Il Consejo Popolare Santa Rita, a Jiguaní, Granma, è stato teatro di una protesta cittadina questo mercoledì, in mezzo alla crescente ondata di manifestazioni a Cuba contro i blackout, la scarsità di cibo e di acqua.
La attivista cubana Idelisa Diasniurka Salcedo Verdecia ha condiviso diversi video sui social media che mostrano i vicini di Santa Rita protestare per le strade, gridando slogan contro la situazione economica e sociale imposta dal regime cubano.

Hanno tolto l'internet, ma sono in strada!”, ha scritto Salcedo Verdecia nel suo profilo, sottolineando che nonostante la censura e le interruzioni di connessione, il popolo ha deciso di scendere in piazza per manifestare con forza contro i blackout prolungati e le condizioni di vita sempre più precarie.
Il governo di Santa Rita è intervenuto per fornire chiarimenti al popolo. Hanno dichiarato che dispongono dei mezzi per rifornire d'acqua il territorio, ma non possono spostare i veicoli perché non c'è carburante. Lo Stato ha assegnato loro il petrolio solo per i generatori nelle aree di prima necessità, come gli ospedali.
La protesta a Granma si unisce a una serie di manifestazioni avvenute questa settimana in diverse parti del paese, incluse università a Guantánamo e Cienfuegos, dove gli studenti hanno espresso il lorodisagio per le interruzioni del servizio elettrico e la mancanza di risorse basilari per studiare e nutrirsi.
Sono state segnalate anche proteste a Santiago di Cuba, Bayamo e in altre località dell'oriente cubano, dove il malcontento popolare cresce mentre il sistema elettro-energetico nazionale collassa e la scarsità nel paese si acuisce.

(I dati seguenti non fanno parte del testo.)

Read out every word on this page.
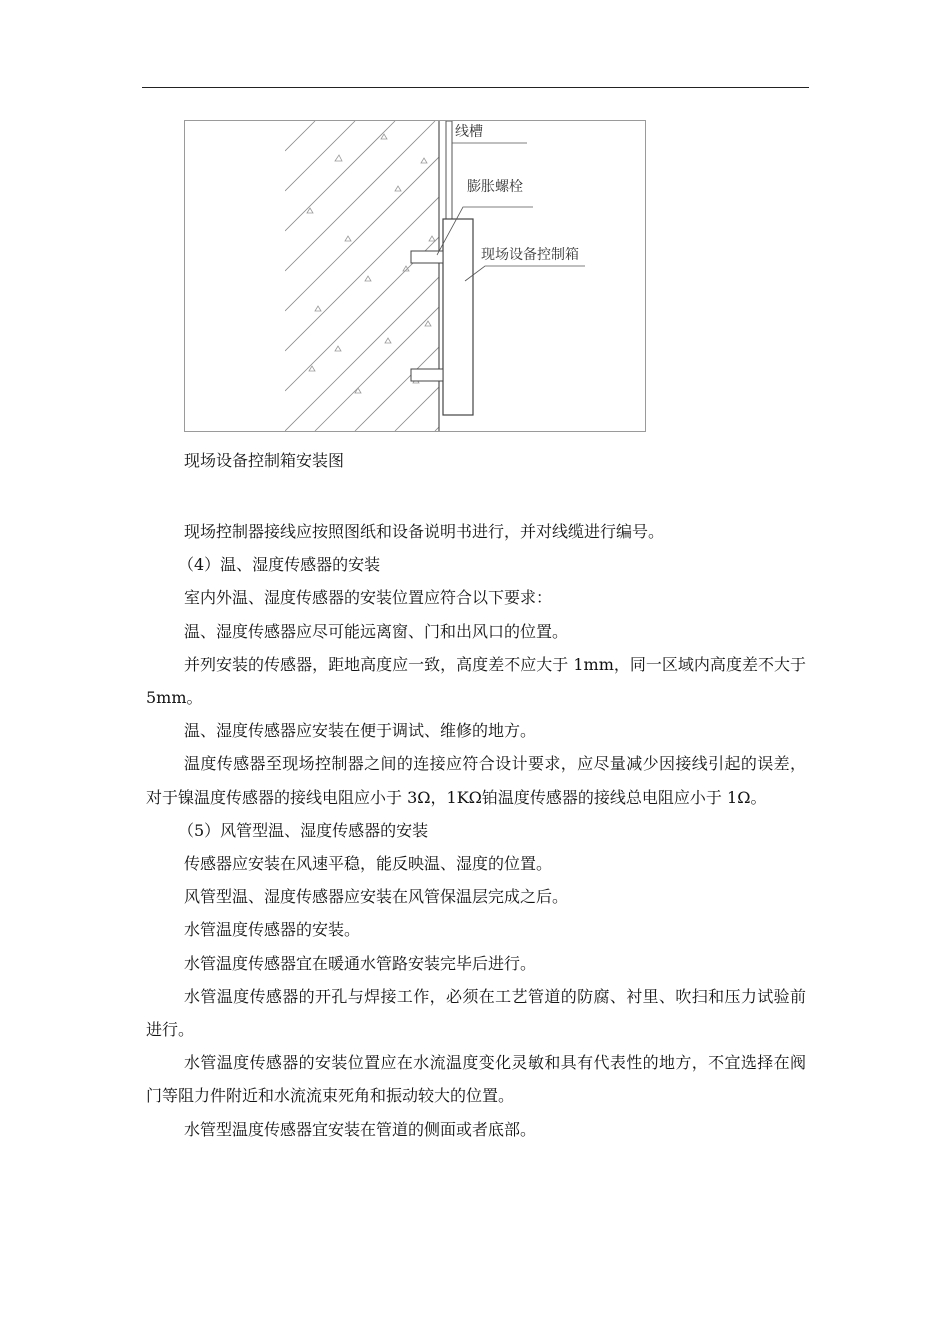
线槽
膨胀螺栓
现场设备控制箱
现场设备控制箱安装图

现场控制器接线应按照图纸和设备说明书进行，并对线缆进行编号。

（4）温、湿度传感器的安装

室内外温、湿度传感器的安装位置应符合以下要求：

温、湿度传感器应尽可能远离窗、门和出风口的位置。

并列安装的传感器，距地高度应一致，高度差不应大于 1mm，同一区域内高度差不大于 5mm。

温、湿度传感器应安装在便于调试、维修的地方。

温度传感器至现场控制器之间的连接应符合设计要求，应尽量减少因接线引起的误差，对于镍温度传感器的接线电阻应小于 3Ω，1KΩ铂温度传感器的接线总电阻应小于 1Ω。

（5）风管型温、湿度传感器的安装

传感器应安装在风速平稳，能反映温、湿度的位置。

风管型温、湿度传感器应安装在风管保温层完成之后。

水管温度传感器的安装。

水管温度传感器宜在暖通水管路安装完毕后进行。

水管温度传感器的开孔与焊接工作，必须在工艺管道的防腐、衬里、吹扫和压力试验前进行。

水管温度传感器的安装位置应在水流温度变化灵敏和具有代表性的地方，不宜选择在阀门等阻力件附近和水流流束死角和振动较大的位置。

水管型温度传感器宜安装在管道的侧面或者底部。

La risposta del regime: Criminalizzazione e propaganda
Invece di ascoltare le richieste del popolo, il presidente Miguel Díaz-Canel ha scelto di screditare i manifestanti. Durante l'episodio 30 del suo pódcast Desde la Presidencia, ha nuovamente etichettato come “antisociali” e “delinquenti” coloro che protestano pacificamente.
Díaz-Canel ha paragonato l'attuale ondata di malcontento al Maleconazo del 1994, affermando che dietro le manifestazioni ci sia una “manipolazione esterna”.
Queste dichiarazioni contrastano fortemente con il crescente malessere sociale nell'isola e rafforzano la disconnessione tra l'élite al potere e la cittadinanza, che affronta una delle crisi più gravi degli ultimi decenni.
Mentre il governo tenta di controllare il racconto, la realtà si impone. Il popolo cubano, sempre più impoverito e disperato, ha iniziato a rompere il silenzio, uscendo per le strade con coraggio per chiedere condizioni minime per vivere con dignità.
A Santa Rita, come in altre località del paese, le immagini di cittadini in protesta sono diventate un riflesso della disperazione accumulata. Una disperazione che né i tagli della connessione internet, né la repressione, né i discorsi ufficiali sembrano riuscire a contenere.
Domande frequenti sulle proteste a Cuba per i blackout e la crisi economica
Perché si stanno verificando proteste a Granma e in altre parti di Cuba?
Le proteste a Granma e in altre parti di Cuba sono dovute a interruzioni prolungate di corrente e alla scarsità di cibo e acqua, il che ha portato a un crescente malcontento popolare. I cittadini stanno scendendo in strada per richiedere migliori condizioni di vita, nonostante la repressione e la censura imposte dal regime.
Come ha risposto il regime cubano alle proteste per i blackout?
Il regime cubano ha risposto alle proteste con criminalizzazione e propaganda, discreditando i manifestanti come "antisociali" e "delinquenti". Inoltre, hanno attuato tagli alla connessione internet e dispiegato forze repressive nel tentativo di controllare la narrazione e silenziare il malcontento popolare.
Quali misure ha adottato il governo cubano per alleviare la crisi economica ed energetica?
Il governo cubano ha organizzato fiere alimentari come misura palliativa, ma queste azioni non risolvono i problemi strutturali dell'economia cubana. Hanno anche promesso lo sviluppo di parchi fotovoltaici e un aumento nella produzione agricola locale, sebbene questi progetti siano stati menzionati in precedenza senza risultati concreti.
Qual è la situazione attuale del sistema elettrico a Cuba?
Il sistema elettrico a Cuba affronta un significativo deficit di capacità, causando prolungati blackout in tutto il paese. Questo deficit è dovuto a guasti nelle unità generatori, manutenzioni nelle centrali termoelettriche e alla mancanza di combustibile, influenzando gravemente la vita quotidiana dei cubani.